Methods: Data from a single, high-volume institution's TJA registry were used for this study. We identified 7239 hip and 6480 knee TJAs between 2007 and 2012, which, for at least one PROM, patients had completed both baseline and 2-year followup surveys (among 19,187 TJAs in our registry and 43,313 total TJAs). In all, 12,203 registry TJAs had valid SF-36 physical component scores (PCS) and mental component scores (MCS) at baseline and 2 years; 7085 and 6205 had valid Hip and Knee Disability and Osteoarthritis Outcome Scores for joint replacement (HOOS JR and KOOS JR scores), respectively. Supervised machine learning refers to a class of algorithms that links a mapping of inputs to an output based on many input-output examples. We trained three of the most popular such algorithms (logistic least absolute shrinkage and selection operator (LASSO), random forest, and linear support vector machine) to predict 2-year postsurgical MCIDs. We incrementally considered predictors available at four time points: (1) before the decision to have surgery, (2) before surgery, (3) before discharge, and (4) immediately after discharge. We evaluated the performance of each model using area under the receiver operating characteristic (AUROC) statistics on a validation sample composed of a random 20% subsample of TJAs excluded from modeling. We also considered abbreviated models that only used baseline PROMs and procedure as predictors (to isolate their predictive power). We further directly evaluated which variables were ranked by each model as most predictive of 2-year MCIDs.

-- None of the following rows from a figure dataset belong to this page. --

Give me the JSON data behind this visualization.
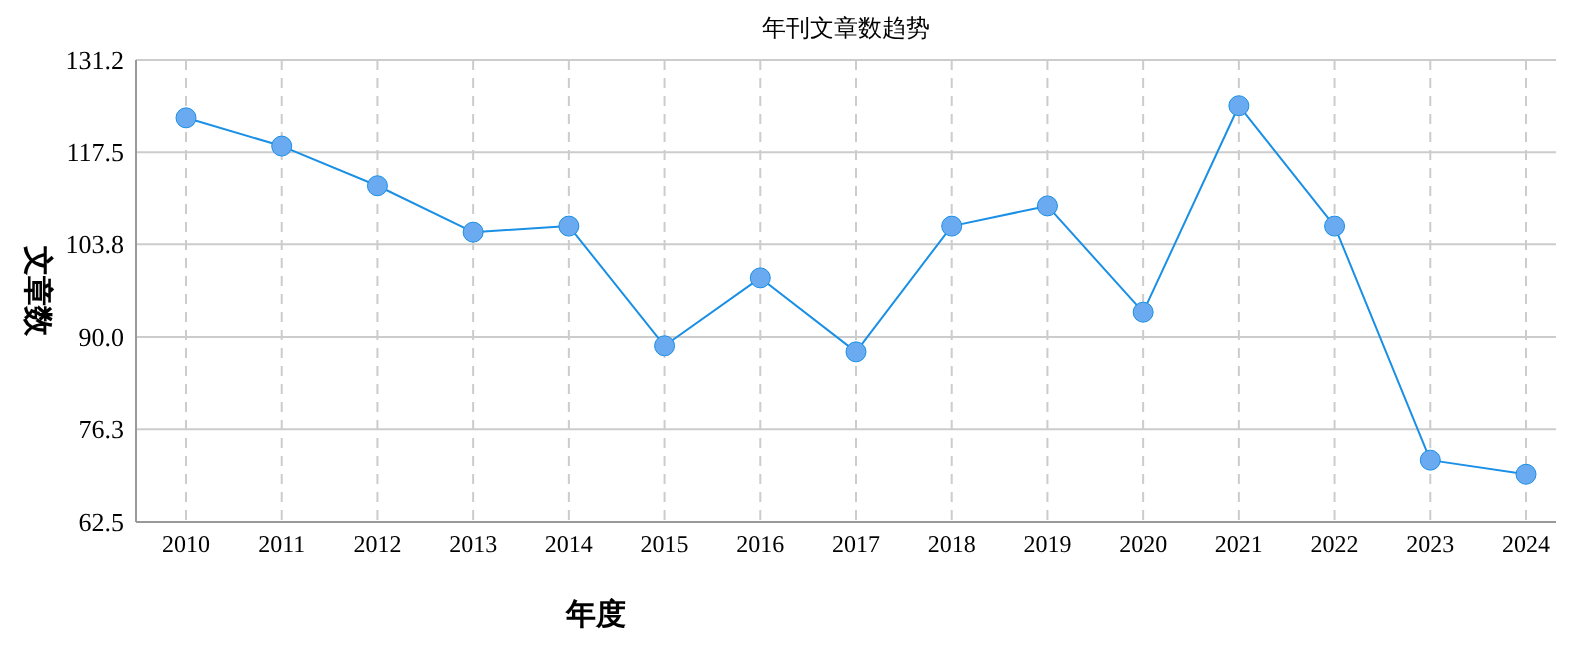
{
  "chart_data": {
    "type": "line",
    "title": "年刊文章数趋势",
    "xlabel": "年度",
    "ylabel": "文章数",
    "categories": [
      "2010",
      "2011",
      "2012",
      "2013",
      "2014",
      "2015",
      "2016",
      "2017",
      "2018",
      "2019",
      "2020",
      "2021",
      "2022",
      "2023",
      "2024"
    ],
    "series": [
      {
        "color": "#1a8fe6",
        "values": [
          122.6,
          118.4,
          112.5,
          105.6,
          106.5,
          88.7,
          98.8,
          87.8,
          106.5,
          109.5,
          93.7,
          124.4,
          106.5,
          71.7,
          69.6
        ]
      }
    ],
    "ylim": [
      62.5,
      131.2
    ],
    "yticks": [
      62.5,
      76.3,
      {
        "value": 90,
        "label": "90.0"
      },
      103.8,
      117.5,
      131.2
    ],
    "grid": true,
    "marker": "circle",
    "line_style": "solid"
  }
}
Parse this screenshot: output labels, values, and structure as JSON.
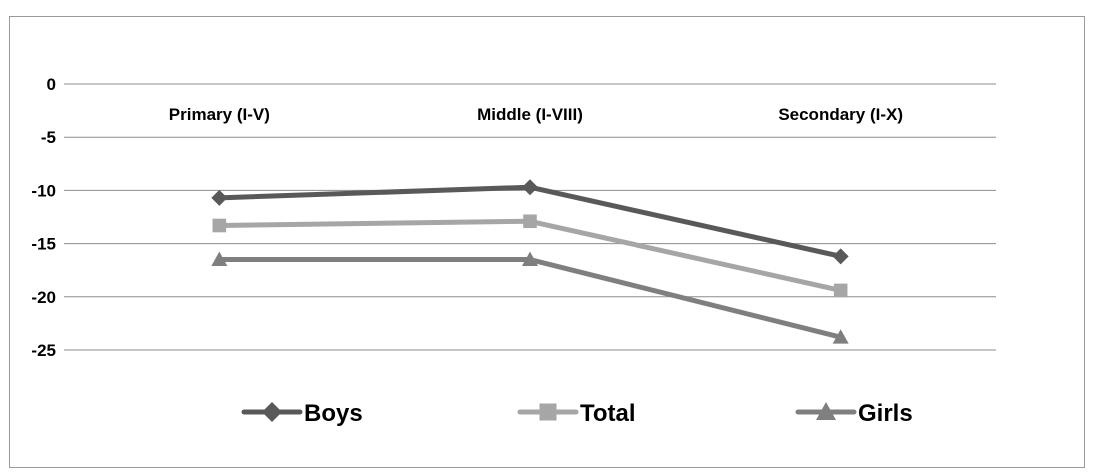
{
  "chart_data": {
    "type": "line",
    "categories": [
      "Primary (I-V)",
      "Middle (I-VIII)",
      "Secondary (I-X)"
    ],
    "series": [
      {
        "name": "Boys",
        "values": [
          -10.7,
          -9.7,
          -16.2
        ],
        "color": "#595959",
        "marker": "diamond"
      },
      {
        "name": "Total",
        "values": [
          -13.3,
          -12.9,
          -19.4
        ],
        "color": "#a6a6a6",
        "marker": "square"
      },
      {
        "name": "Girls",
        "values": [
          -16.5,
          -16.5,
          -23.8
        ],
        "color": "#7f7f7f",
        "marker": "triangle"
      }
    ],
    "ylim": [
      -25,
      0
    ],
    "yticks": [
      0,
      -5,
      -10,
      -15,
      -20,
      -25
    ],
    "grid": true,
    "legend": "bottom",
    "title": "",
    "xlabel": "",
    "ylabel": ""
  }
}
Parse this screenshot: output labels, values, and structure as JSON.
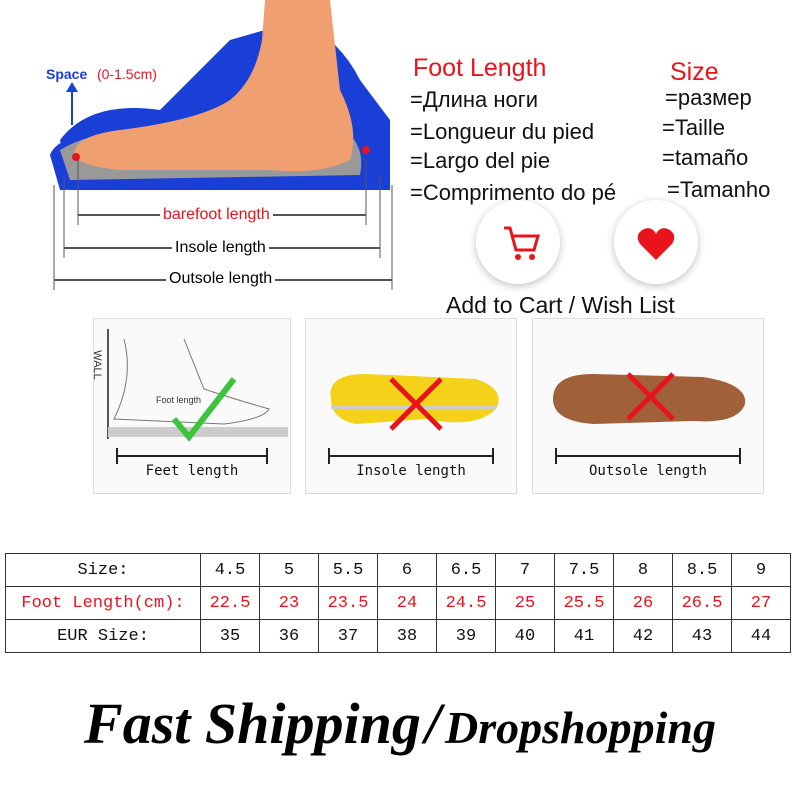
{
  "diagram": {
    "space_label": "Space",
    "space_range": "(0-1.5cm)",
    "barefoot_length": "barefoot length",
    "insole_length": "Insole length",
    "outsole_length": "Outsole length"
  },
  "foot_length": {
    "title": "Foot Length",
    "translations": [
      "=Длина ноги",
      "=Longueur du pied",
      "=Largo del pie",
      "=Comprimento do pé"
    ]
  },
  "size": {
    "title": "Size",
    "translations": [
      "=размер",
      "=Taille",
      "=tamaño",
      "=Tamanho"
    ]
  },
  "actions": {
    "caption": "Add to Cart / Wish List",
    "cart_icon": "shopping-cart-icon",
    "wish_icon": "heart-icon"
  },
  "panels": {
    "wall_label": "WALL",
    "foot_length_label": "Foot length",
    "feet_length": "Feet length",
    "insole_length": "Insole length",
    "outsole_length": "Outsole length"
  },
  "table": {
    "rows": [
      {
        "label": "Size:",
        "values": [
          "4.5",
          "5",
          "5.5",
          "6",
          "6.5",
          "7",
          "7.5",
          "8",
          "8.5",
          "9"
        ]
      },
      {
        "label": "Foot Length(cm):",
        "values": [
          "22.5",
          "23",
          "23.5",
          "24",
          "24.5",
          "25",
          "25.5",
          "26",
          "26.5",
          "27"
        ]
      },
      {
        "label": "EUR Size:",
        "values": [
          "35",
          "36",
          "37",
          "38",
          "39",
          "40",
          "41",
          "42",
          "43",
          "44"
        ]
      }
    ]
  },
  "banner": {
    "left": "Fast Shipping",
    "sep": "/",
    "right": "Dropshopping"
  },
  "colors": {
    "accent_red": "#e8141b",
    "blue": "#1a3fd6",
    "foot": "#f0a070"
  }
}
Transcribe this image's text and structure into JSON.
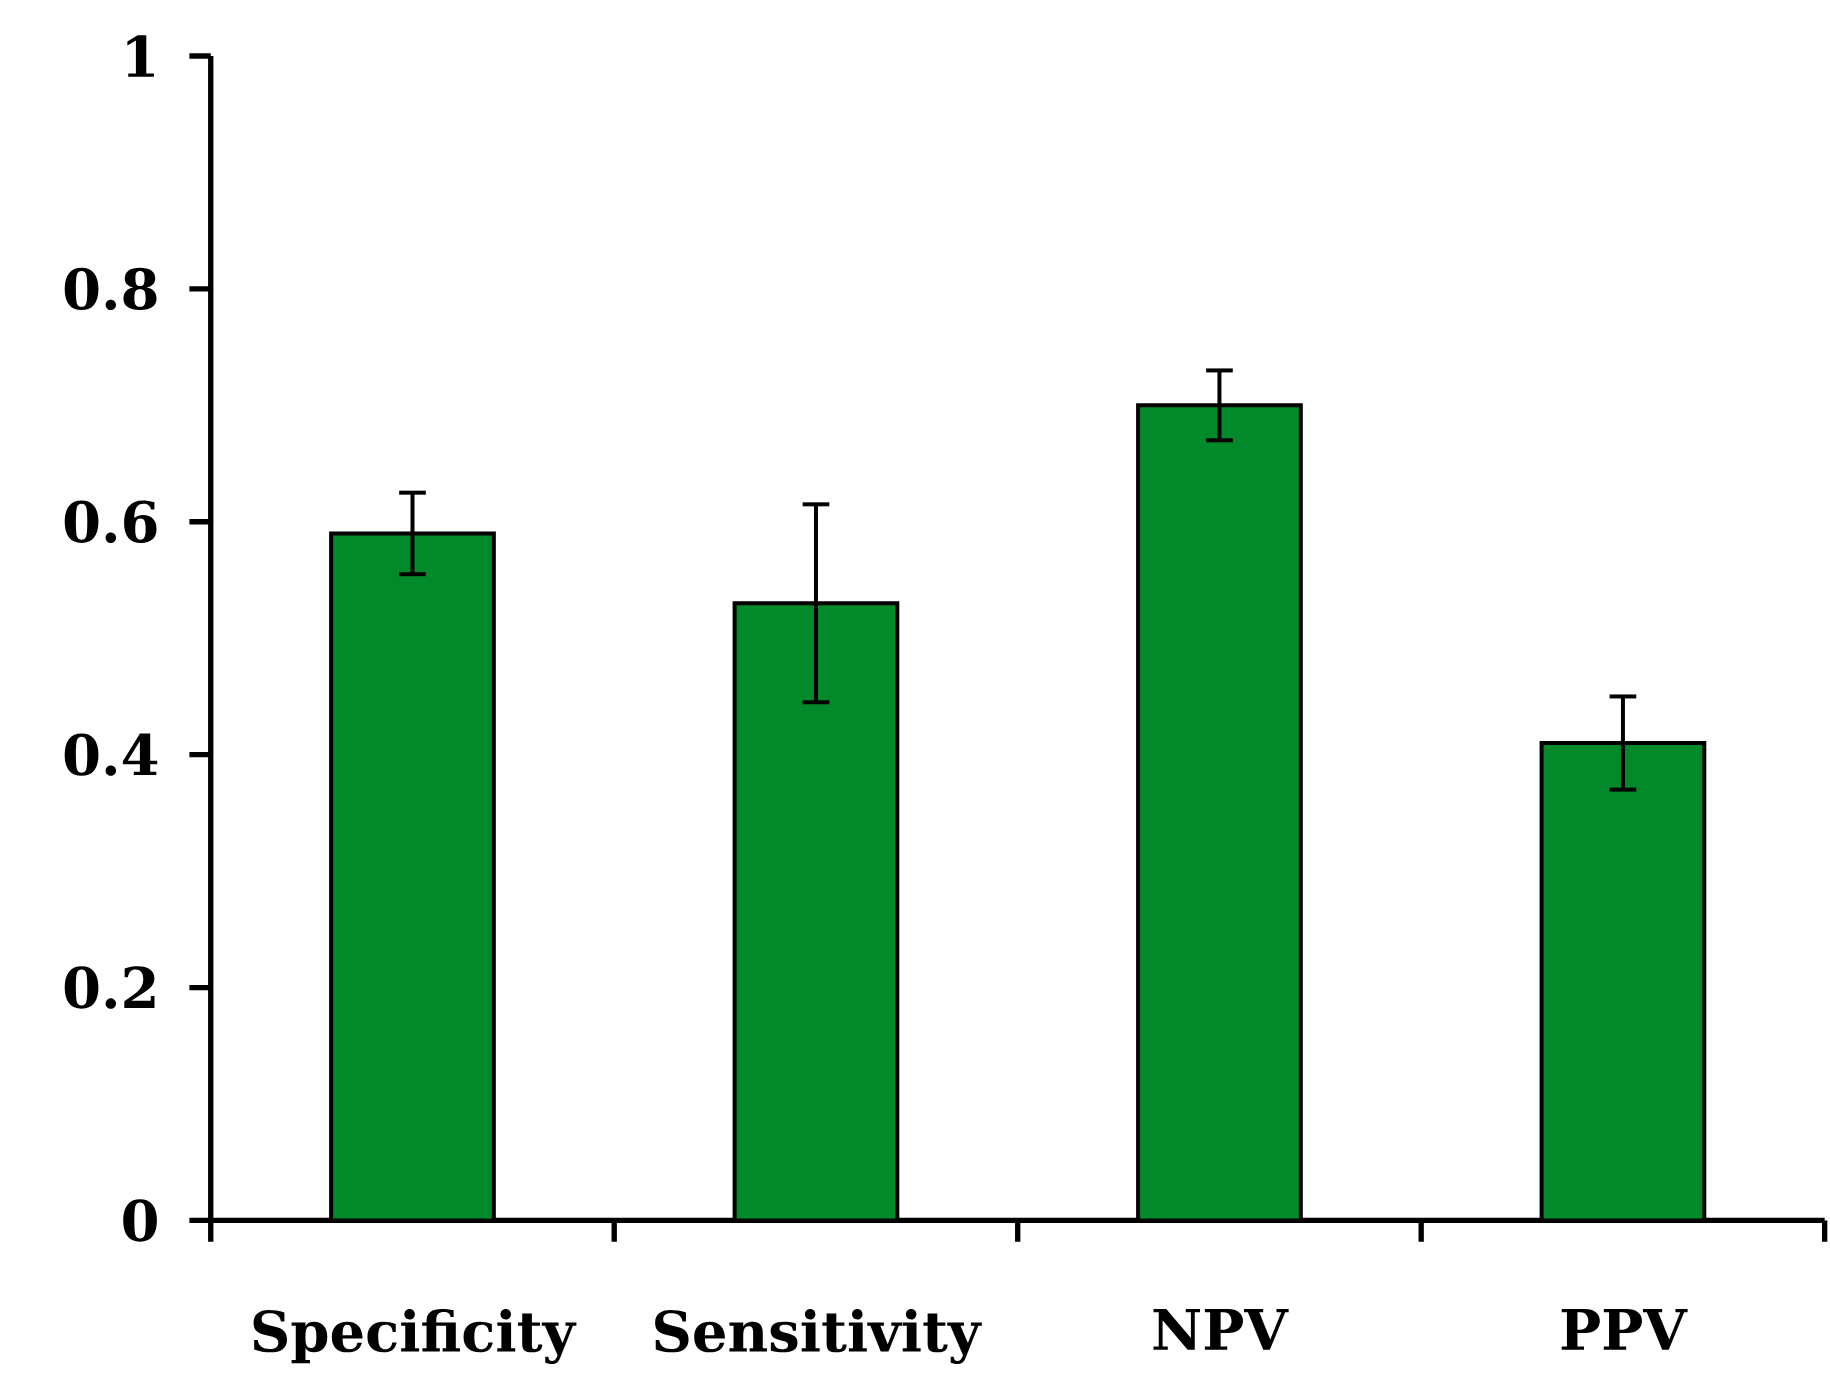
{
  "chart_data": {
    "type": "bar",
    "categories": [
      "Specificity",
      "Sensitivity",
      "NPV",
      "PPV"
    ],
    "values": [
      0.59,
      0.53,
      0.7,
      0.41
    ],
    "errors": [
      0.035,
      0.085,
      0.03,
      0.04
    ],
    "color": "#028a2a",
    "ylim": [
      0,
      1
    ],
    "yticks": [
      0,
      0.2,
      0.4,
      0.6,
      0.8,
      1
    ],
    "grid": false
  }
}
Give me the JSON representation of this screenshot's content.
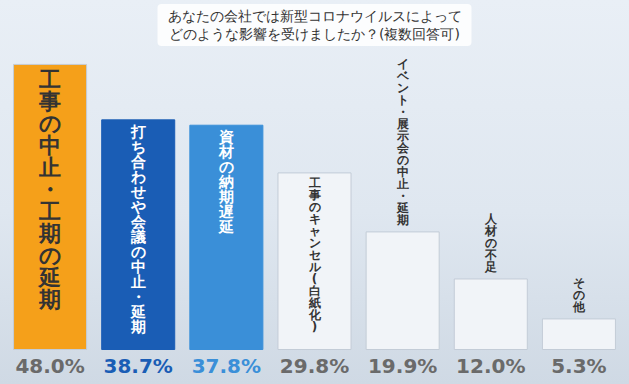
{
  "chart_data": {
    "type": "bar",
    "title": "あなたの会社では新型コロナウイルスによって\nどのような影響を受けましたか？(複数回答可)",
    "categories": [
      "工事の中止・工期の延期",
      "打ち合わせや会議の中止・延期",
      "資材の納期遅延",
      "工事のキャンセル(白紙化)",
      "イベント・展示会の中止・延期",
      "人材の不足",
      "その他"
    ],
    "values": [
      48.0,
      38.7,
      37.8,
      29.8,
      19.9,
      12.0,
      5.3
    ],
    "value_labels": [
      "48.0%",
      "38.7%",
      "37.8%",
      "29.8%",
      "19.9%",
      "12.0%",
      "5.3%"
    ],
    "colors": [
      "#f5a01a",
      "#1a5db5",
      "#3a8fd8",
      "#f1f4f8",
      "#f1f4f8",
      "#f1f4f8",
      "#f1f4f8"
    ],
    "ylim": [
      0,
      50
    ],
    "grid": false,
    "data_labels": true,
    "tick_labels": false
  }
}
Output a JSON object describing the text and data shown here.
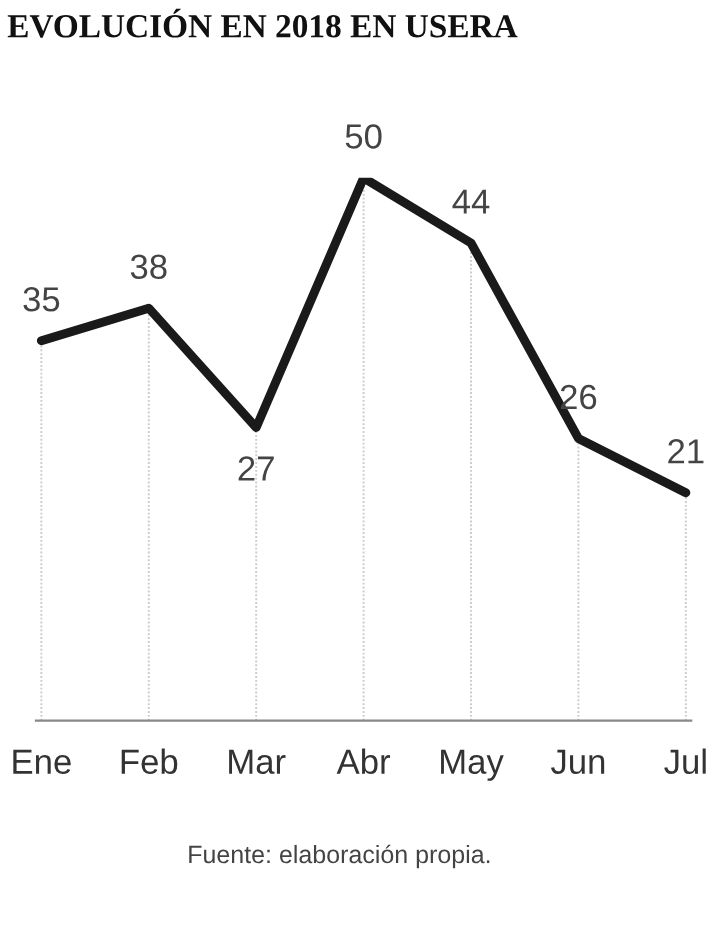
{
  "chart_data": {
    "type": "line",
    "title": "EVOLUCIÓN EN 2018 EN USERA",
    "categories": [
      "Ene",
      "Feb",
      "Mar",
      "Abr",
      "May",
      "Jun",
      "Jul"
    ],
    "values": [
      35,
      38,
      27,
      50,
      44,
      26,
      21
    ],
    "color": "#1a1a1a",
    "grid": "x",
    "data_labels": true,
    "tick_labels": "x",
    "annotations": [
      "Fuente: elaboración propia."
    ]
  }
}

Results: The three machine learning algorithms performed in the poor-to-good range for predicting 2-year MCIDs, with AUROCs ranging from 0.60 to 0.89. They performed virtually identically for a given PROM and time point. AUROCs for the logistic LASSO models for predicting SF-36 PCS 2-year MCIDs at the four time points were: 0.69, 0.78, 0.78, and 0.78, respectively; for SF-36 MCS 2-year MCIDs, AUROCs were: 0.63, 0.89, 0.89, and 0.88; for HOOS JR 2-year MCIDs: 0.67, 0.78, 0.77, and 0.77; for KOOS JR 2-year MCIDs: 0.61, 0.75, 0.75, and 0.75. Before-surgery models performed in the fair-to-good range and consistently ranked the associated baseline PROM as among the most important predictors. Abbreviated LASSO models performed worse than the full before-surgery models, though they retained much of the predictive power of the full before-surgery models.
Conclusions: Machine learning has the potential to improve clinical decision-making and patient care by helping to prioritize resources for postsurgical monitoring and informing presurgical discussions of likely outcomes of TJA. Applied to presurgical registry data, such models can predict, with fair-to-good ability, 2-year postsurgical MCIDs. Although we report all parameters of our best-performing models, they cannot simply be applied off-the-shelf without proper testing. Our analyses indicate that machine learning holds much promise for predicting orthopaedic outcomes. LEVEL OF EVIDENCE: Level III, diagnostic study.